The easiest way to illustrate is the difference is to experience watching a live BWF-level (or equivalent) tournament. When the professionals stroke and play, you could hear the nice crisp well defined whack with a solid thump vs when you go into a badminton hall and would normally only hear either the loud (due to excessive strength) or high-pitch (due to high tension) whack - the difference is alike a shot from a pistol vs a hunting rifle!
Hitting the sweet spot more often than not, is the domain of the trained players or professionals. The action is important as it allows the optimum transfer of energy from the swing of your arm, to the shuttle, via the racquet.
So it is possible for a non-professional to gain this skill (caveat - see end)?
Yes, but it requires dedication and many hours of training to embed this level of "stroke timing" into your body's muscle memory (automatically performed under stress). Once you have acquired this level of stroke timing, almost every stroke will be so automatically eg you will be doing unconsciously.
Are there steps you can do to help in your quest?

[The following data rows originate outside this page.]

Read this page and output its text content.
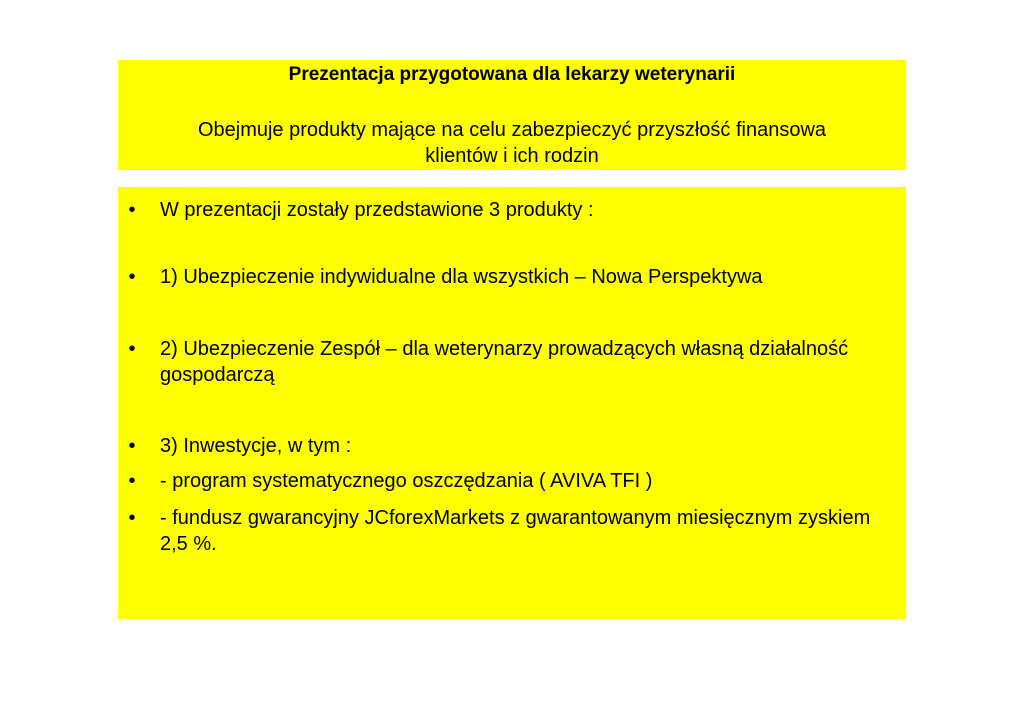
Prezentacja przygotowana dla lekarzy weterynarii
Obejmuje produkty mające na celu zabezpieczyć przyszłość finansowa klientów i ich rodzin
• W prezentacji zostały przedstawione 3 produkty :
• 1) Ubezpieczenie indywidualne dla wszystkich – Nowa Perspektywa
• 2) Ubezpieczenie Zespół – dla weterynarzy prowadzących własną działalność gospodarczą
• 3) Inwestycje, w tym :
• - program systematycznego oszczędzania ( AVIVA TFI )
• - fundusz gwarancyjny JCforexMarkets z gwarantowanym miesięcznym zyskiem 2,5 %.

Yes, there are and are the following:-
1. Sweet spot of racquet are different, even though there are of same type of design.
For example, the sweet sport for a Yonex ArcSaber will be slightly different than a Yonex Z-Speed.
Hence you can determine the location of the "sweet spot" for your racquet after it has been strung at your preferred string tension via the following video.
2. After determining roughly where the spot is located, how can you determine where your racquet contact point is when you swing it? (aka where are you hitting)
The professionals have access to super high speed cameras, petabytes of storage and computers to process the information - these are well beyond the reach of the non-professionals.
The "old fashion" method is to restring your racquet with a dark colour string. After a round of play with the dark strings, you can see the white residue left on the strings from when you hit the white cork of the shuttle hard!
3. The next step is the hardest - you need to keep adjusting the timing of your stroke until you can hit within the sweet spot most of the time. Takes much patience and much practise. During this period you need to keep telling yourself how to perform that magical stroke until it becames automatic or second nature (aka the muscle memory).
4. Step-3 requires atleast 5-6months of consistent practise, depending on your skill level.
Please note the above are recommended for players below the age of 32 only. This is why those who has the potential are train from a young age so that there is time for the stroke timing to be embeded into the muscle memory.
Don't believe me?
Easily proven. Say you get badminton training when you are older, age 30 or more. You train until you could do those championship shots as well as hitting the sweet spot often DURING TRAINING or WARM-UP. However, during play, your special shots hardly work and you could hardly hit the shuttle within the sweet-spot of your racquet?
The reason is simply. During play and when under stress, your subconscious takes over and the strokes embeded into your muscle memory surfaces. That is why national training never accepts older candidates, they always groom from a young age.